For a large enough project, the dependency conflicts can get extremely frustrating, especially when it's time to update them. You may need to upgrade a dependency for security reasons cough cough requests cough cough, but some other dependency that calls it has pinned another version (range).

Dependency conflicts become an issue for large projects in any language. It's less of a problem when the language's runtime is feature-rich since libraries will be less likely to use a third-party HTTP client. You can choose libraries with fewer dependencies, but that only gets you so far. At some point, you can put the libraries in you monorepo, but upgrades come with a large cost.

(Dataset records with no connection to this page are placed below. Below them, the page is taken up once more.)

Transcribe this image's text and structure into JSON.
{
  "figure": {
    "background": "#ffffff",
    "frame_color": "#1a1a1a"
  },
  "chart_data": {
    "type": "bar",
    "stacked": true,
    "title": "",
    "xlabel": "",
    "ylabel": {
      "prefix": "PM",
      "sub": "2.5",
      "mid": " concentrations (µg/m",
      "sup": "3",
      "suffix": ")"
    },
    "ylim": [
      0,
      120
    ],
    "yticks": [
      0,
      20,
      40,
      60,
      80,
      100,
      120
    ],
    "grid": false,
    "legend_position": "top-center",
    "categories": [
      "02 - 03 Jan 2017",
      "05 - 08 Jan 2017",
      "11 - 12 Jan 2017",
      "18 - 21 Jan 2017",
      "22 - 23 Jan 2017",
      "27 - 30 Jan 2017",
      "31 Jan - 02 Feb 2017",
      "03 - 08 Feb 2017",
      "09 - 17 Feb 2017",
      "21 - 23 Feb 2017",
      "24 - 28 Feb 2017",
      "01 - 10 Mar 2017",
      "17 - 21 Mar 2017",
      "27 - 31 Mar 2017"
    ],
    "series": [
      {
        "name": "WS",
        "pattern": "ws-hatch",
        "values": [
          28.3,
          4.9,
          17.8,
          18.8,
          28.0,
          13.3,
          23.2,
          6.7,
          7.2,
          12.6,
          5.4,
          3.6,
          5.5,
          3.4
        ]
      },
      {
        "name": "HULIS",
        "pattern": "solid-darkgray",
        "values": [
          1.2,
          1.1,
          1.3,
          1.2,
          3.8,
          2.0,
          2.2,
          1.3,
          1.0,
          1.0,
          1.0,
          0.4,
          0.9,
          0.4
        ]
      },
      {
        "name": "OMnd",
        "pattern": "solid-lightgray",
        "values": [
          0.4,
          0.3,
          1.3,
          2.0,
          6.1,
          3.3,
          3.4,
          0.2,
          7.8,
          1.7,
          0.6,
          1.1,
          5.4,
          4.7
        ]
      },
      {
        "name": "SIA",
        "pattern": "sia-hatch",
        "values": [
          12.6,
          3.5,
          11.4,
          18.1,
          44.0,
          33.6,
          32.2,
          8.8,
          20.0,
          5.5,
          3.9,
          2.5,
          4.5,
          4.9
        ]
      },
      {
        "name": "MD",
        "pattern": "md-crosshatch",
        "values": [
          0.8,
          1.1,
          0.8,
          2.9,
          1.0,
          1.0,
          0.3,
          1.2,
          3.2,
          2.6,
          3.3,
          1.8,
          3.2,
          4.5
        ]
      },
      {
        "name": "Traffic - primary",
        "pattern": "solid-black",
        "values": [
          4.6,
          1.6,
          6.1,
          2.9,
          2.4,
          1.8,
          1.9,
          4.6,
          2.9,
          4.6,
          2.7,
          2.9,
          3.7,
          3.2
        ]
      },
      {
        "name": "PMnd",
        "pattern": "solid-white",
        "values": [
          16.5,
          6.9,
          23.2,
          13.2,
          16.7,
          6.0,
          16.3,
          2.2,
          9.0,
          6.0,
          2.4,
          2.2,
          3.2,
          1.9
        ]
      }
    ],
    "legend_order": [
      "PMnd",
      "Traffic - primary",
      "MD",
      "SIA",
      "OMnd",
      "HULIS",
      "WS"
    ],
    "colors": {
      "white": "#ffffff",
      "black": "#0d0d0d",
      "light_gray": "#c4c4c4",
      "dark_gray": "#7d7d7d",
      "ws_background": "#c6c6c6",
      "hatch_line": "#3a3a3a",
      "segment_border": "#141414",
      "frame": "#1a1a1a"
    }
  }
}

Yeah that is a nightmare. But isn’t that a problem on all package systems except more dynamic runtimes like NPM which can load many copies of the same library?

It's a problem all languages have, but some are better at sorting it out. The way NPM does it solves one issue, but causes others.

The big issue, IMHO, is that when you're dealing with interpreted languages it's very hard to lock down issues before runtime. With compiled or statically typed languages you tend to know a lot sooner where issues lie.

I've had to update requests to deal with certificate issues (to support more modern ciphers/hashes etc) but I won't know until runtime if it even works.

Agreed. I am not saying NPM is better, just that it side steps dependency resolution problems through its runtime.

(I do not want 20 copies of the same library in my process)

Everywhere I've worked, I've had a few cases where we updated some dependencies on machine A (e.g. a developer's macbook), everything ran fine, we did the same updates on machine B (e.g. an Ubuntu EC2 instance) and everything broke. This is especially case with the numpy/scipy/pandas/etc. ecosystem. In one case this took days to fix, which is insane. I haven't had that experience with any other language.

It's worth noting that all of these involved anaconda, which was the recommended way to install numeric libraries at the time. Other package managers might be better.

Native dependencies are a huge PITA depending on their nature and lack of cross-platform portability. This can and will also pop up on CI.

Well, every six months, someone finally solves Python's distribution problem.